As the repo says: "A collection of Git extensions to provide high-level repository operations for Vincent Driessen's branching model."

I am not really interested in the gitHub-avh project which, as you say, is now archived.

I'm interested in Fork's continued support for the Vincent Driessen branching model, which is a concept independent of petervanderdoes' solution.

gitflow as a concept is widely supported across the industry (e.g. IntelliJ IDEA, SmartGit, GitKraken etc. etc.)

I was simply hoping that Fork could continue its great support for that branching model. I would be surprised to hear that it was in any way dependent on gitflow-avh's shell script approach, since Fork appears to be Swift-based.

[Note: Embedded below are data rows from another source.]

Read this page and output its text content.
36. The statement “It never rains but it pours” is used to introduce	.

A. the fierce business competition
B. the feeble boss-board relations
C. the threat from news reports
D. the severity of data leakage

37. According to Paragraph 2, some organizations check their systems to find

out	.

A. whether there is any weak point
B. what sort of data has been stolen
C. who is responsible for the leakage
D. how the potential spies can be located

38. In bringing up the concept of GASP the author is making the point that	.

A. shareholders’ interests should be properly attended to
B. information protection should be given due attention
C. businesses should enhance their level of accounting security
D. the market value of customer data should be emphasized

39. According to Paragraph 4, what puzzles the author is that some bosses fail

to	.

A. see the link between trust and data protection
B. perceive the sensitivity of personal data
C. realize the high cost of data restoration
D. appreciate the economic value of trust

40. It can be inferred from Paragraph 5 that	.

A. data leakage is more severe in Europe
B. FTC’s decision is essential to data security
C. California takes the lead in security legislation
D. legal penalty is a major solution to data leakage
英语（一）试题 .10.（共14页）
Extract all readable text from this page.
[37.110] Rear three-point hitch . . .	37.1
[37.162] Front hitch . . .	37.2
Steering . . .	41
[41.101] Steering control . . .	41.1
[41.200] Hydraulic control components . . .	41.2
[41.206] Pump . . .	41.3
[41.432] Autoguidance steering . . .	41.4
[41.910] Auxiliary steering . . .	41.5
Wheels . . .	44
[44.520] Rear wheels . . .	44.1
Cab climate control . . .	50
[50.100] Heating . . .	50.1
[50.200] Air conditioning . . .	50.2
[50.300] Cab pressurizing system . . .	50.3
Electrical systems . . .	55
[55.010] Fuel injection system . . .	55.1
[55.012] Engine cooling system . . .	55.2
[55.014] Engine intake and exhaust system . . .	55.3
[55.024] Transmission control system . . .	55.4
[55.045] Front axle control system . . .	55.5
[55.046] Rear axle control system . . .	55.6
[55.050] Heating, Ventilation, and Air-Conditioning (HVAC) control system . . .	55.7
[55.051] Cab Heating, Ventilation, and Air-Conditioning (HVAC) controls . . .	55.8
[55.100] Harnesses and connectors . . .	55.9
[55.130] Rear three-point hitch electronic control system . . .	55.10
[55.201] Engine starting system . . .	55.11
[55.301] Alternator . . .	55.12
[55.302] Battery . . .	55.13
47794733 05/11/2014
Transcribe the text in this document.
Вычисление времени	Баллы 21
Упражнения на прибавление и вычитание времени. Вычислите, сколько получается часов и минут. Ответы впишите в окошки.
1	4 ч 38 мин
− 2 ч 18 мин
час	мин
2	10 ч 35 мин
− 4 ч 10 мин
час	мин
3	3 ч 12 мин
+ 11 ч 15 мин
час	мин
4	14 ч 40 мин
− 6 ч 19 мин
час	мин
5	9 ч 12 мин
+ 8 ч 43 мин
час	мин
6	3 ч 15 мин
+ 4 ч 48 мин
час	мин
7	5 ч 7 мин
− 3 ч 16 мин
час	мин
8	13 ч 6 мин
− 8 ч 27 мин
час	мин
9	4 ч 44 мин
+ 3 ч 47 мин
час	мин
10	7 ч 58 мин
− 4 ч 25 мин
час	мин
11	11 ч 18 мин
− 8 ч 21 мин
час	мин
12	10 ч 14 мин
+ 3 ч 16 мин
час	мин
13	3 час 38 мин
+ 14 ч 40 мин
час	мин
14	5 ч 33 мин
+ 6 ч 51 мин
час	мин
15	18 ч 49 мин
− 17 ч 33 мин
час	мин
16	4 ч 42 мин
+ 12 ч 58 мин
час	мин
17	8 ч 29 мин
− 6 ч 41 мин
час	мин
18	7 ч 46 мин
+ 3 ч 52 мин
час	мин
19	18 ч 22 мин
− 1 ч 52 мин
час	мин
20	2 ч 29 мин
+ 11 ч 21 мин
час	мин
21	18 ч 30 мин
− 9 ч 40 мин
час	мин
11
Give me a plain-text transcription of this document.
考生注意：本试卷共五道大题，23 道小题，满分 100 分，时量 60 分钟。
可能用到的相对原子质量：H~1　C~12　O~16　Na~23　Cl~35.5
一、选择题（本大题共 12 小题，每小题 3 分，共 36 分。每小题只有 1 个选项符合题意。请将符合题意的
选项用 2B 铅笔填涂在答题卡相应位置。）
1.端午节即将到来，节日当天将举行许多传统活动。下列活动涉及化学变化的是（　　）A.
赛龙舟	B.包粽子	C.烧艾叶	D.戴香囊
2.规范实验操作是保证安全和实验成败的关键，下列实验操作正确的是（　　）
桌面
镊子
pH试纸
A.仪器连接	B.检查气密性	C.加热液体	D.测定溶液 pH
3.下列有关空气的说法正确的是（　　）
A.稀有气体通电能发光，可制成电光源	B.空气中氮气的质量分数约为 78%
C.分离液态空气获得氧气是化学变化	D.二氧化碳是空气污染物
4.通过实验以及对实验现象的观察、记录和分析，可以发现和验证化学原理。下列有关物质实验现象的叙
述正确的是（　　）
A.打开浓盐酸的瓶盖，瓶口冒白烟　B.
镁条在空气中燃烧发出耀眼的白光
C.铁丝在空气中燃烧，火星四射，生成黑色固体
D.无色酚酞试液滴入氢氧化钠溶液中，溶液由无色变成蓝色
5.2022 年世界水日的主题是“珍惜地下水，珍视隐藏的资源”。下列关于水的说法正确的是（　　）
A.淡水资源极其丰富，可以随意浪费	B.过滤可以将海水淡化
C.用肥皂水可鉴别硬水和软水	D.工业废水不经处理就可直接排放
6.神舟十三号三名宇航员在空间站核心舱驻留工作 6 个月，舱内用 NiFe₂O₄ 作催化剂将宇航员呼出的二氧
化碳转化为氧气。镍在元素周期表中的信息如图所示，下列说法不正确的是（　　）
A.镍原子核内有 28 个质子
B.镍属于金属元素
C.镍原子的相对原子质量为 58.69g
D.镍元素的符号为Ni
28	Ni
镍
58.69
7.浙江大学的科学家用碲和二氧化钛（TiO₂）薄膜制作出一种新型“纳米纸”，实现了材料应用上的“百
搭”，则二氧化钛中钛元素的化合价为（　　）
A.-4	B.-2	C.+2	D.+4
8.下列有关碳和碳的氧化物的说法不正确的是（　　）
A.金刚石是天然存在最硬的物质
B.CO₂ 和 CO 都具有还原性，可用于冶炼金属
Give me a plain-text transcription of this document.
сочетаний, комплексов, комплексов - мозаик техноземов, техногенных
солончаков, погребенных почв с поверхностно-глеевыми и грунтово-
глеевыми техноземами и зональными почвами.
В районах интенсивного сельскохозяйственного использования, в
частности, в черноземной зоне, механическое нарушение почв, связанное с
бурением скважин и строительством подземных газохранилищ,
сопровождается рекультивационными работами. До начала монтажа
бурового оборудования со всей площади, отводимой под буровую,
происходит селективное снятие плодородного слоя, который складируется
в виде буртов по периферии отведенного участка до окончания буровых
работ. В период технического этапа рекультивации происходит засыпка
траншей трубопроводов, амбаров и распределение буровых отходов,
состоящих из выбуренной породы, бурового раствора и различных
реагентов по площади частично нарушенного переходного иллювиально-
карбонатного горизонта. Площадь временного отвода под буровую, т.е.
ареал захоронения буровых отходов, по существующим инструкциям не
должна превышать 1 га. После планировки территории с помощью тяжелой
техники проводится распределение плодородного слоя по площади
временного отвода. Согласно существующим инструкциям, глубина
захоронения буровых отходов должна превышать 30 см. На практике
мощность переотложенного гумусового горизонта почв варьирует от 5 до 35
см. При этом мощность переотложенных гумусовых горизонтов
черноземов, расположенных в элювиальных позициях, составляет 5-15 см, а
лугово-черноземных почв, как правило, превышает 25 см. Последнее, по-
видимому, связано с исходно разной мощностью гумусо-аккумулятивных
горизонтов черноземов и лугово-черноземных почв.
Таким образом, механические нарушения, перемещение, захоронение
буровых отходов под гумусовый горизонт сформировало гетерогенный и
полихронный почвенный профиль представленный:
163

DanPristupov commented 1 year ago

I would be surprised to hear that it [Fork] was in any way dependent on gitflow-avh's shell script approach, since Fork appears to be Swift-based.

Fork just wraps git-flow-avh scripts. It doesn't implement any of git-flow functionality.

acanewby commented 1 year ago

Ok - makes total sense.

Would you be interested if I forked the GitFlow-AVH repo and fixed the issue?

Would that require access to a dev build of Fork?

DanPristupov commented 1 year ago

Git-flow-avh is a part of the official git-for-windows distribution. You will also need to take the responsibility for it. I mean, it's not as easy as it sounds.

acanewby commented 1 year ago

Yeah. Not going to do that. It's up to git-for-windows how it wants to deal with Git-flow-avh deprecation. Presumably, it will have to do something sooner or later.

I'm only interested in helping Fork stay my git client of choice, which means having a working gitflow.

Up for a chat if you can suggest a Fork-only approach. If not, then I will figure out what else I can do.

I do see you have bundled the git-flow-avh scripts into the Fork .app under Resources/git-flow-avh. If I symlink that location to a fork of git-flow-avh, I guess I could mess around and at least figure out where things are breaking. That should work right?